As of September 29, 2018, most of Sempra’s stock was held by institutions, some of which represent index funds that match the overall market. The top seven holders are T. Rowe Price with 9.3%, BlackRock with 7.9%, Vanguard with 7.6%, Franklin with 5.3%, State Street with 4.7%, and Capital International and Elliott Management each with 4.2%.

Notes on Valuation and Beta

The fact that the company’s market value per share is more than twice as much as its book value per share of $52.50 indicates positive market sentiment.

Sempra’s beta is 0.45: its stock moves directionally with the overall market but with less volatility, as is typical for utilities.

Positive and Negative Risks

Just because Sempra serves the different geographic areas of California and Texas in no way ensures that the economies of the regions will balance one another out or move counter-cyclically to one another. They could instead reinforce one another, by being strongly negative or strongly positive due to national rather than regional factors such as tax policy or interest rate changes.
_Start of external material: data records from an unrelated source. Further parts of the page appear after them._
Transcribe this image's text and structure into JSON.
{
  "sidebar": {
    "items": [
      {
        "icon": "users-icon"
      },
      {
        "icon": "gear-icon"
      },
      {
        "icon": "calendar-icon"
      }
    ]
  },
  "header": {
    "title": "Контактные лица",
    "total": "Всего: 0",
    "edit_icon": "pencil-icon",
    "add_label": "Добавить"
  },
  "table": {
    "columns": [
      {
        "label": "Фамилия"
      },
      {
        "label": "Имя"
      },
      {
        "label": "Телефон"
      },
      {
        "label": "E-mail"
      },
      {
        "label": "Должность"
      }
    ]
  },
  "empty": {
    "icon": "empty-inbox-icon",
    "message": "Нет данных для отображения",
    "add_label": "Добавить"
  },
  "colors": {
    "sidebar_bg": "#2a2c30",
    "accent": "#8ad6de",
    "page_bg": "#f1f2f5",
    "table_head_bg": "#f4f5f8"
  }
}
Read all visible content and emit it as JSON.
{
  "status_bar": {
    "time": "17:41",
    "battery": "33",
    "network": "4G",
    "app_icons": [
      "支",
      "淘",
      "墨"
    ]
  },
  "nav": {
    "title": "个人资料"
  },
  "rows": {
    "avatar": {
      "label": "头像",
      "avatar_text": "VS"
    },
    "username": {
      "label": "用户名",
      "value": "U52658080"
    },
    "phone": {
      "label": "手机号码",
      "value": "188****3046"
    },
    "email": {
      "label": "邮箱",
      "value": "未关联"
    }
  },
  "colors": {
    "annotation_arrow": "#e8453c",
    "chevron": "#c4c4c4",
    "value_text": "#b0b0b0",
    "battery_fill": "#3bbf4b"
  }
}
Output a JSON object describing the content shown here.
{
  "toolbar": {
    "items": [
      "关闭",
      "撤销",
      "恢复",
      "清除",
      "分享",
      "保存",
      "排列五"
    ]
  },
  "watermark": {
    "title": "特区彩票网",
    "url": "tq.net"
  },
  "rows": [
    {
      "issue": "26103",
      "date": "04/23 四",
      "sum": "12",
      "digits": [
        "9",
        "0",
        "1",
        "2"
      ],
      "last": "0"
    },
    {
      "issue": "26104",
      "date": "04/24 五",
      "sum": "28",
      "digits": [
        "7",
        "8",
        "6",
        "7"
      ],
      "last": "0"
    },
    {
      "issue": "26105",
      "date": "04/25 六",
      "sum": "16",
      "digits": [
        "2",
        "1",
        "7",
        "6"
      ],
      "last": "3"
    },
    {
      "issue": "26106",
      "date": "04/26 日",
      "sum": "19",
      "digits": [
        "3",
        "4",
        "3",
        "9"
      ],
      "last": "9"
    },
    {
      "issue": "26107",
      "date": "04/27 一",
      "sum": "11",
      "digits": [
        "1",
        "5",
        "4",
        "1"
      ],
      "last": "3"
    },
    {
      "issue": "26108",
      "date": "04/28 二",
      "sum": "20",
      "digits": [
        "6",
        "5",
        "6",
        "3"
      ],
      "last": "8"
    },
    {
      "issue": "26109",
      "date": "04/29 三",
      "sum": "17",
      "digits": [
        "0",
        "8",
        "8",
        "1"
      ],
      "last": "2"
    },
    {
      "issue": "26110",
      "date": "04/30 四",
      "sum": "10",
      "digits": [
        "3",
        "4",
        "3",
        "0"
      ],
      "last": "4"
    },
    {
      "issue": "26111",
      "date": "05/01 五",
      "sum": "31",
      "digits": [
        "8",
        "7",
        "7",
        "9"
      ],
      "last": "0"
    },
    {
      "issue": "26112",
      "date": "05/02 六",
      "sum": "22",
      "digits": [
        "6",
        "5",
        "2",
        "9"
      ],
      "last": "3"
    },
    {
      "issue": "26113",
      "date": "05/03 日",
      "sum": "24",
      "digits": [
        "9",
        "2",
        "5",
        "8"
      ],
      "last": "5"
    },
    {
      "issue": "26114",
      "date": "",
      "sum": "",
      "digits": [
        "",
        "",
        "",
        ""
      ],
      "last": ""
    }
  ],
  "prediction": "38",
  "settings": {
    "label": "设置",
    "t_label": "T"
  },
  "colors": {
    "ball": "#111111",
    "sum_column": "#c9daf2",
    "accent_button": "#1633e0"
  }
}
With a liability-to-asset ratio of 68%, Sempra, like the utility sector generally, is somewhat more exposed to interest rate increases than companies in other sectors.

Finally, the example of PG&E’s bankruptcy and its interactions with California regulators could be a negative model for Sempra. In a list enumerated in the third-quarter report, Sempra notes risks include “moves to reduce or eliminate reliance on natural gas; the great degree and prevalence of wildfires in California in recent years and risk that we may be found liable for damages regardless of fault, such as where inverse condemnation applies and risk that we may not be able to recover any such costs in rates from customers in California; the availability of electric power and natural gas and natural gas storage capacity , including disruptions caused by failures in the transmission grid, limitations on the withdrawal or injection of natural gas from or into storage facilities, and equipment failures.”

In particular, the size and number of lawsuits against Pacific Gas & Electric after several devastating 2018 wildfires were the primary factors leading to its bankruptcy filing.

Recommendations for Sempra

Investors looking solely for dividends may find Sempra’s 3% yield less desirable than higher yields at other utilities, while those looking for capital appreciation may regard the California regulatory risk to be too steep.

Nonetheless, Sempra has reduced debt, pared assets to focus its operations on core North American gas and electricity service, advanced its LNG exports, and added to its Texas operations. Moreover, the company operates in two of the largest utility markets in the country.

I recommend Sempra to entrepreneurial investors interested in its 3% dividend who accept that its Texas growth potential comes with California regulatory risk.

Disclosure: I am/we are long D. I wrote this article myself, and it expresses my own opinions. I am not receiving compensation for it (other than from Seeking Alpha). I have no business relationship with any company whose stock is mentioned in this article.